Tuesday, March 12, 2013

Sushi Girl


I had never heard of Sushi Girl until I read an article about it a few weeks ago on one of the movie sites I frequent. It looked interesting and had a decent cast of genre favorites, so I figured that I would check it out when I had a chance. Well, I had a chance. I checked it out. It was pretty meh.

It’s the story of a group of criminals who 6 years ago stole a case of diamonds in a heist that went wrong. The diamonds mysteriously disappeared and one of the crew, Fish (Noah Hathaway), went to jail for the crime. Upon his release he is summoned to a dinner at a Japanese restaurant by the heist’s mastermind, Duke (Tony Todd). Along with the others involved in the crime, Francis (James Duval), Max (Andy Mackenzie) and Crow (Mark Hamill), they attempt to find out what happened to their missing loot.
Basically it’s a rip-off of Reservoir Dogs and Suicide Kings and isn’t afraid to show it. The plot is highly unoriginal and predictable, going as far as to blatantly steal scenes from both films with a devil may care attitude. The one original addition is that these criminals are eating their dinner, a sushi buffet complete with fugu (poisonous blowfish), off of a nude young girl (Cortney Palm) who must lie motionless and silent while all this craziness goes on around her. And with that one twinkle of originality comes the final nail in the coffin, which I won’t ruin for anyone interested in seeing the film.

The cast is a veritable who’s who of genre stars. We have horror icon Tony Todd (Candyman, Hatchet), Mark Hamill (Star Wars), James Duval (Independence Day), Noah Hathaway (classic Battlestar Galactica, The NeverEnding Story), Sonny Chiba (Street Fighter, Kill Bill), Michael Biehn (Aliens, The Terminator), Jeff Fahey (The Lawnmower Man, Grindhouse) and Danny Trejo (Machete, Desperado) who actually uses a machete in his one scene. This cast is the only reason to watch the film. Everyone gives a great performance, almost as if they are hoping that this little $750k indie film will somehow propel them back into the spotlight. Mark Hamill is amusing as the effeminate Crow, Tony Todd is menacing as always as the ringleader of the gang and Noah Hathaway really puts his all in as Fish, clearly trying to distance himself as far as he possibly can from his child actor days in the early/mid 80s. It’s just sad that the movie they are so enthusiastically trying to elevate is a simple, boring retread of better movies.
Writer/director Kern Saxton really seems to think he has something special here. He manages to get amazing performances out of his cast and keeps the story somewhat interesting even though it all takes place in one location. It’s like a feature length stage play that looks like a million bucks. Sure the guy has an eye for a cool shot now and then, but his blatant plagiarism is what does this flick in. Think the scene in Reservoir Dogs where the crooks have that cop tied to a chair and Michael Madsen tortures him for information. Picture that extended to ninety minutes. The torture scenes are brutal, but hardly graphic. The violence is tame compared to some other recent movies which is a point I’m going to award to Saxton. It could have gone off the rails gruesome, but thankfully he reels it in and keeps it to a minimum. The guy has talent, but this comes off as an ego project and nothing more. The twists and turns in the plot are as formulaic as they come and ultra predictable. I had the ending figured out at around the halfway point and that’s not a good thing.

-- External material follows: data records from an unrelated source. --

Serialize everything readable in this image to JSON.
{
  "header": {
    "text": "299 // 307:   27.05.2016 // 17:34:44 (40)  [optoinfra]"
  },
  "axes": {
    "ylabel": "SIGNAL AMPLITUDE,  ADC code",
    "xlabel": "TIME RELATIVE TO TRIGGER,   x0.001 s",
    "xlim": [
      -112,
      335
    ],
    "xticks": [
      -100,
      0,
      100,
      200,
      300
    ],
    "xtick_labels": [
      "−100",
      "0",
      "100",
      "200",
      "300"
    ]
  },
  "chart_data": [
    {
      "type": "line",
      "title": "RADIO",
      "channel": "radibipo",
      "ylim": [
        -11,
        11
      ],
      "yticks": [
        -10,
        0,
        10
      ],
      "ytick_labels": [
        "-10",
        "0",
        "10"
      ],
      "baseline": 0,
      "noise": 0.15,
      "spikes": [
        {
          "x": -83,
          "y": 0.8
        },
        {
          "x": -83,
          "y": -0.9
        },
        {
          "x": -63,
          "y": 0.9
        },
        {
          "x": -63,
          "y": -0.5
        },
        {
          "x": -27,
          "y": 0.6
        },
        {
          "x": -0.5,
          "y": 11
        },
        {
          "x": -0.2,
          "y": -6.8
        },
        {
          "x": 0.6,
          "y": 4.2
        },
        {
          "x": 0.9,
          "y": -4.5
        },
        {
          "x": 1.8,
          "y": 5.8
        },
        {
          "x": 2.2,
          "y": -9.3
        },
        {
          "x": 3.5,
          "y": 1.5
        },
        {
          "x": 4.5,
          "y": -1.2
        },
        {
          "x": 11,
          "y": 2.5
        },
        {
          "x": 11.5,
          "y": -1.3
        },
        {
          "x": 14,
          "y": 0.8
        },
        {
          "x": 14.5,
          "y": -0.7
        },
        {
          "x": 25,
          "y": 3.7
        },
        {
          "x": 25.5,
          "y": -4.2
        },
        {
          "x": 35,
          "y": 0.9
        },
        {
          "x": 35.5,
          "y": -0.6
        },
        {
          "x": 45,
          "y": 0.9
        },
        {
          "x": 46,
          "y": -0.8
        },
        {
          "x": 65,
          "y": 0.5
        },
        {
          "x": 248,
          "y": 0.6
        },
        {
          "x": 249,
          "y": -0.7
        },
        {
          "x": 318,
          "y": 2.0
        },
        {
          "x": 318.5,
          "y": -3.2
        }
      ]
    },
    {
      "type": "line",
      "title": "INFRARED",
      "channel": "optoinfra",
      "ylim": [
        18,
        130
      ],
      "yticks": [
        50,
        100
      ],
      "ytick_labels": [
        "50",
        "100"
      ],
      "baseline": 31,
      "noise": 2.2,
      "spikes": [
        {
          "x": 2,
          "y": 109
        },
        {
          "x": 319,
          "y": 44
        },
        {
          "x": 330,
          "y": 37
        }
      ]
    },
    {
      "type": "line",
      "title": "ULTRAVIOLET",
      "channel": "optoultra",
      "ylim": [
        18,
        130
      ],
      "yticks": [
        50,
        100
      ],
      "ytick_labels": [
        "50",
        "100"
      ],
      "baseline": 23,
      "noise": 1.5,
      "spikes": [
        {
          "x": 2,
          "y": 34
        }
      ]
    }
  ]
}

I found this interesting… I did a search online for “Sushi Girl funding” because I had some weird feeling that this movie’s budget was provided by Kickstarter donations. I found that Saxton wanted people to fund the movie’s world premiere at Grauman’s Chinese Theatre in Hollywood (they apparently did). I read his mission statement and he seems to think he has made the most “kick ass” movie in existence. He’s very arrogant about it, as are most filmmakers I’m sure, but what irked me the most was that he repeatedly uses his cast as the only selling point. Well, his cast is all this movie has going for it I’m afraid. And his movie is anything but “kick ass”.
There’s not much else to say about this underwhelming flick. It’s a slow crime thriller that doesn’t do much to further the genre in any way (at least not in the way Reservoir Dogs did), but features some universally good performances from some has-beens that were looking for one more moment in the spotlight. Well, the effort was appreciated, but the film itself is a dud. Writer/director Kern Saxton seems to think he’s the next Quentin Tarantino, but he still has a long way to go before he even comes close to touching anything resembling one of that dude’s masterpieces. I’m sorry to say that Sushi Girl suffers from a terminal case of mercury poisoning.